Obamacare, Plus Minimum Wage Hikes, Equals Higher Unemployment
By Don Susswein
Forbes.com
The Congressional Budget Office has generated
huge controversy with its conclusion that the
Affordable Care Act will tend to discourage work
among lower wage workers. An even bigger
controversy may be buried in their analysis of the
effect on the demand for low-wage workers. According
to the CBO, the new penalties on employers who fail
to offer health benefits “will initially reduce
employers’ demand for labor and thereby tend to
lower employment.” That sounds like a clear
warning of job losses to come. But note their
cautious use of the term “initially.” What
happens next?
The CBO explains that generalized job loss is only a
temporary problem. Why? Over time,
employer demand will stop declining because
employers will shift these new health care costs to
workers in the form of reduced cash wages. As
the CBO puts it, employers “can restrain wage growth
until workers have absorbed the cost of the
penalty.” In other words, the good news is
that the hit to lower income jobs is only temporary.

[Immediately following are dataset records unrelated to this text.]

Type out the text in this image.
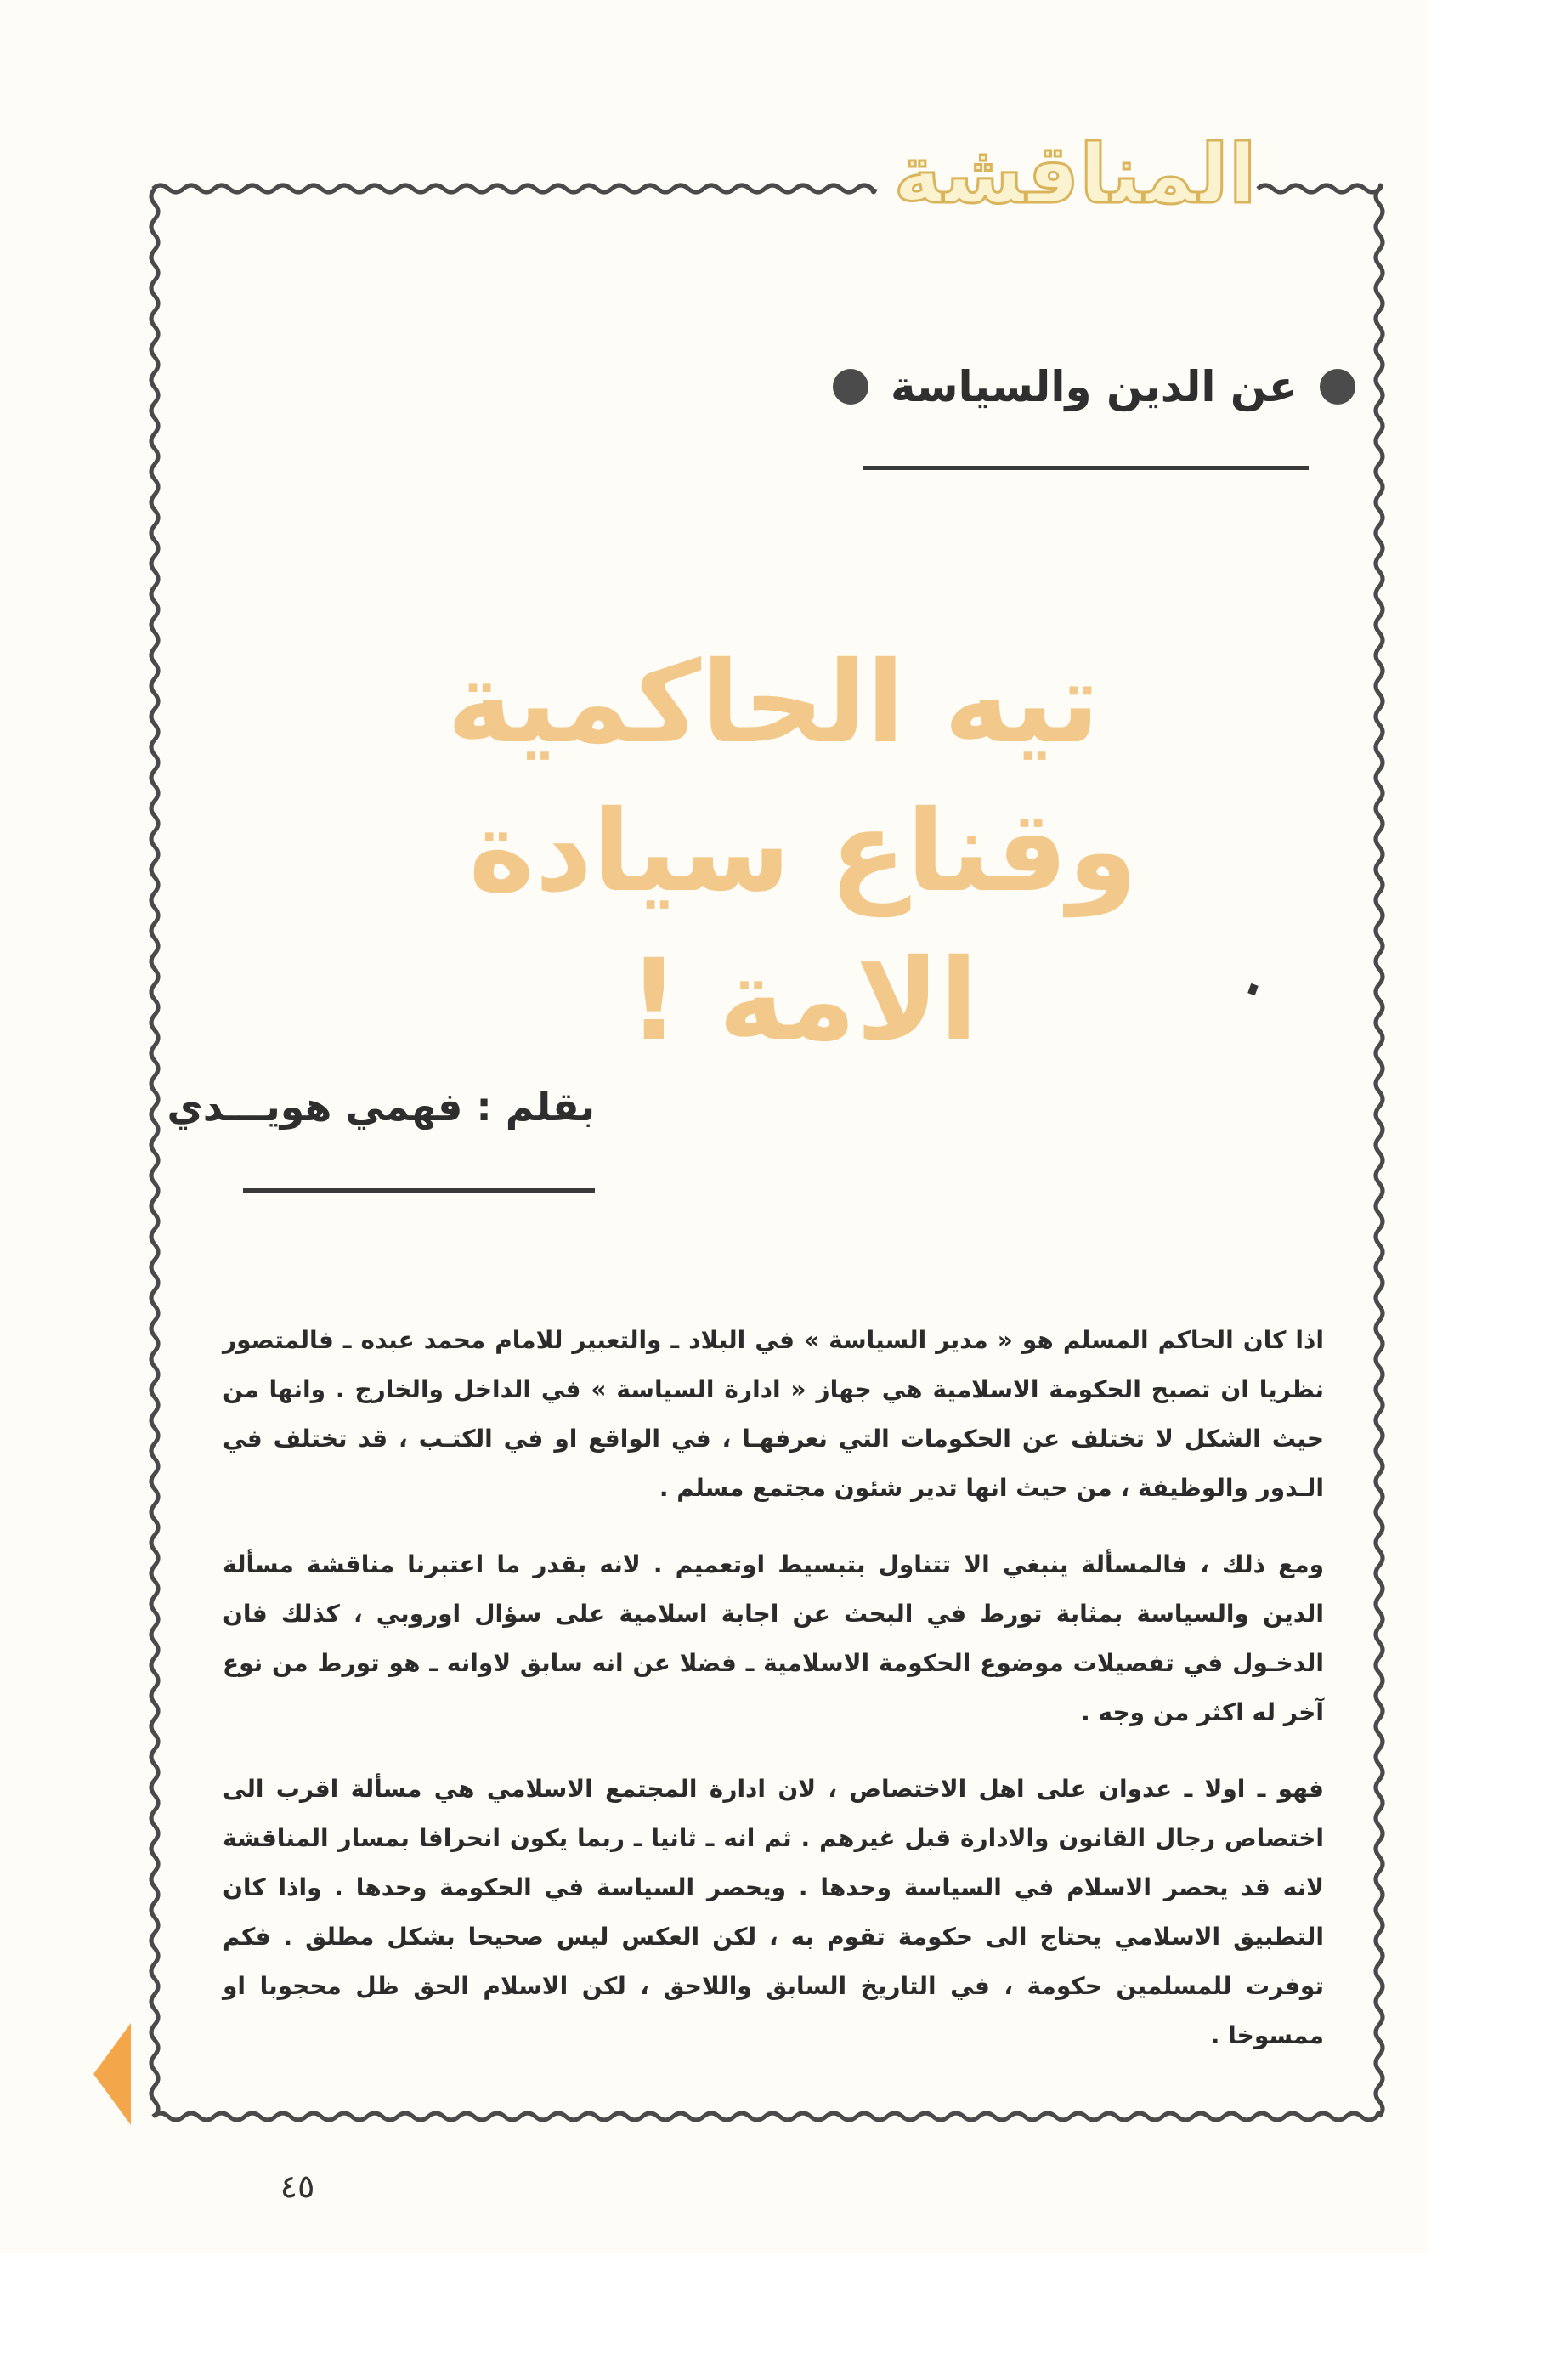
المناقشة
عن الدين والسياسة
تيه الحاكمية
وقناع سيادة الامة !
بقلم : فهمي هويـــدي

اذا كان الحاكم المسلم هو « مدير السياسة » في البلاد ـ والتعبير للامام محمد عبده ـ فالمتصور نظريا ان تصبح الحكومة الاسلامية هي جهاز « ادارة السياسة » في الداخل والخارج . وانها من حيث الشكل لا تختلف عن الحكومات التي نعرفهـا ، في الواقع او في الكتـب ، قد تختلف في الـدور والوظيفة ، من حيث انها تدير شئون مجتمع مسلم .

ومع ذلك ، فالمسألة ينبغي الا تتناول بتبسيط اوتعميم . لانه بقدر ما اعتبرنا مناقشة مسألة الدين والسياسة بمثابة تورط في البحث عن اجابة اسلامية على سؤال اوروبي ، كذلك فان الدخـول في تفصيلات موضوع الحكومة الاسلامية ـ فضلا عن انه سابق لاوانه ـ هو تورط من نوع آخر له اكثر من وجه .

فهو ـ اولا ـ عدوان على اهل الاختصاص ، لان ادارة المجتمع الاسلامي هي مسألة اقرب الى اختصاص رجال القانون والادارة قبل غيرهم . ثم انه ـ ثانيا ـ ربما يكون انحرافا بمسار المناقشة لانه قد يحصر الاسلام في السياسة وحدها . ويحصر السياسة في الحكومة وحدها . واذا كان التطبيق الاسلامي يحتاج الى حكومة تقوم به ، لكن العكس ليس صحيحا بشكل مطلق . فكم توفرت للمسلمين حكومة ، في التاريخ السابق واللاحق ، لكن الاسلام الحق ظل محجوبا او ممسوخا .

٤٥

The bad news is that it will be replaced over time
over time with a hit to cash wages for lower income
workers.
But even that is not their most startling
conclusion. CBO points out that there is a
floor on cash wages—the minimum wage. By
increasing the cost of employing the lowest wage
workers—those at or near the minimum wage—the CBO
concludes that the ACA has the same negative effects
on job creation as an increase to the minimum wage.

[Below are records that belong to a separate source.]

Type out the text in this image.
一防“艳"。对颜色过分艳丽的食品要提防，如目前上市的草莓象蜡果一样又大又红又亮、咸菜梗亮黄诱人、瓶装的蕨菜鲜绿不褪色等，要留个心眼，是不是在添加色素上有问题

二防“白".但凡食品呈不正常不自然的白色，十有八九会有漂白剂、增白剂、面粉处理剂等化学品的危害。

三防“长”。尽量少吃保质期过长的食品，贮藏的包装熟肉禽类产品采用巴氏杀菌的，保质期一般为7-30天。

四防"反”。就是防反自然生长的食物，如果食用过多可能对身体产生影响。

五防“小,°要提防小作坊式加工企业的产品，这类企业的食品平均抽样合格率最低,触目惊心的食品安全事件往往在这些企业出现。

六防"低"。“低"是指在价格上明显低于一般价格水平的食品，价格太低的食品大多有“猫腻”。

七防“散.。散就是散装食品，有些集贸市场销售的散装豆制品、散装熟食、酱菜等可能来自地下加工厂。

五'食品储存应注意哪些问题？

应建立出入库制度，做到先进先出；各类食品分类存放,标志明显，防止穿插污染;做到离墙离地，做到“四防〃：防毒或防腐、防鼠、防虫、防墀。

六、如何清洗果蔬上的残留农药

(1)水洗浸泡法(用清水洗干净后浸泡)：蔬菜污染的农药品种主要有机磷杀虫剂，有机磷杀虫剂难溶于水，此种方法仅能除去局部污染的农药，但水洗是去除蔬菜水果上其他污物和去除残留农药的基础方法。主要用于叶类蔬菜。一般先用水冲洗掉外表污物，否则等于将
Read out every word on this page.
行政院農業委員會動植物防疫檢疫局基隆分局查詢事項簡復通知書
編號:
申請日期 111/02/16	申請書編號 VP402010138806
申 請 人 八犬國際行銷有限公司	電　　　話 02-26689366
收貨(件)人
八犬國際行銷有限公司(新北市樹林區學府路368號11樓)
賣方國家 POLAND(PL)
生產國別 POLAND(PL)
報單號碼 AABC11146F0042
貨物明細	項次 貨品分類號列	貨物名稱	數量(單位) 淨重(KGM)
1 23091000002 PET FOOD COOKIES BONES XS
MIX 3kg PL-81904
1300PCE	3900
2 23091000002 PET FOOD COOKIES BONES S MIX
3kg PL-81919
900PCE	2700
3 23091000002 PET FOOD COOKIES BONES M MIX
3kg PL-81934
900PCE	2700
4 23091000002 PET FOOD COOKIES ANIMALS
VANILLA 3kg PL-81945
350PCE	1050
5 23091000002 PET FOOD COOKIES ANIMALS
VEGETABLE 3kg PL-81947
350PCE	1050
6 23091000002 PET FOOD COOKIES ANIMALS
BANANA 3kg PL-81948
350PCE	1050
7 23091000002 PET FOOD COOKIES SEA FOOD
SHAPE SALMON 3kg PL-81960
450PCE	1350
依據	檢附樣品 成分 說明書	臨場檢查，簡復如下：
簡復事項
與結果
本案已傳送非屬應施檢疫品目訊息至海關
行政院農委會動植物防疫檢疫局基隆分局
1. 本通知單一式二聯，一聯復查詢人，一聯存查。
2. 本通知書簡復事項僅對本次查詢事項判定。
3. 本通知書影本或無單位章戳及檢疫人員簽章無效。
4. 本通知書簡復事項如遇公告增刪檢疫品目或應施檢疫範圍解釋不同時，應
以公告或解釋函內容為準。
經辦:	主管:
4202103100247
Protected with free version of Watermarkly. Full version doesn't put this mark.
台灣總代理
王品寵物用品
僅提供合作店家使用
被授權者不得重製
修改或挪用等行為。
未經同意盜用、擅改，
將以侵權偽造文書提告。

As they put it, “Some employers will respond to the
penalty by hiring fewer people at or just above the
minimum wage—an effect that would be similar to the
impact of raising the minimum wage for those
companies’ employees.”
In addition, even with inflation gradually reducing
the real value of the minimum wage, the CBO explains
that this effect will not completely disappear over
the next 10 years. What, if anything, does
this tell us about the other huge debate going on in
Washington over income inequality, and whether
we should address it by enacting an increase to the
minimum wage?
According to the CBO analysis, we apparently just
did. By requiring all large employers to
provide a minimum amount of health care benefits the
ACA operates like a minimum wage hike. The
only difference is that it is paid in the form of
health insurance benefits rather than cash. In
fact, if you figure the cost of the employer’s share
of the mandatory health care premiums for a
full-time (2,000 hour) minimum wage worker to be
somewhere near $3,000 that will cost the employer
the same as a minimum wage increase of around $1.50
per hour. And if health care costs increase,
that cost may increase as well.
Even that small a minimum wage hike will kill at
least some jobs, according to the CBO. So if you
want more jobs, some will argue that increasing the
minimum wage may not be the best prescription,
particularly right after increasing low-wage labor
costs (in 2015 and beyond) through the ACA.

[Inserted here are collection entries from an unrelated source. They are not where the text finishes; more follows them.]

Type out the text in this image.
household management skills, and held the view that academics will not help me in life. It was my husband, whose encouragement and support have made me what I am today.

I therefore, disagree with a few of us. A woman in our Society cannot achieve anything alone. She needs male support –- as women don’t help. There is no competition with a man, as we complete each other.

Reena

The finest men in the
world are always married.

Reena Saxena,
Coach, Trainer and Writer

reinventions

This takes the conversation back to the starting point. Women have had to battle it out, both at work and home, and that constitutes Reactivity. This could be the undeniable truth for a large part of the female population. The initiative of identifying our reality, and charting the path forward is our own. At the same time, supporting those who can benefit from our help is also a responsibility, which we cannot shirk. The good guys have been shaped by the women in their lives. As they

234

Reductions in the real value of a fixed minimum
wage, caused by inflation, may actually be a good
thing if one focuses on the impact on jobs.
Again, according to the CBO, “As inflation erodes
the value of the minimum wage [the negative effect
on job creation] is projected to decline because
fewer jobs will be constrained by the minimum wage.”
In other words, we can overcome the job-eliminating
effects of a minimum wage (or minimum benefit)
increase—but only over time as inflation reduces the
real value of the minimum wage. That may add
fuel to the fire of those who oppose a minimum wage
increase as harmful to the very people it is
intended to help—or those who argue that the ACA may
be hurting the people it was intended to help.
Whether you think it is good or bad for lower wage
workers to have a new disincentive to work, the ACA
will apparently have other clearly adverse
consequences for lower-wage workers, at least
according to the CBO. For the majority who
keep their jobs it will apparently come at a cost of
reduced cash wages. For some others – who are
currently employed at or near the current minimum
wage — it will cause their jobs to be eliminated.
Whichever side you are on, these non-partisan
conclusions of the government’s top economists
cannot be ignored.
Don Susswein served as the tax counsel to the Senate
Finance Committee, and is now a Principal in
McGladrey’s Washington National Tax practice.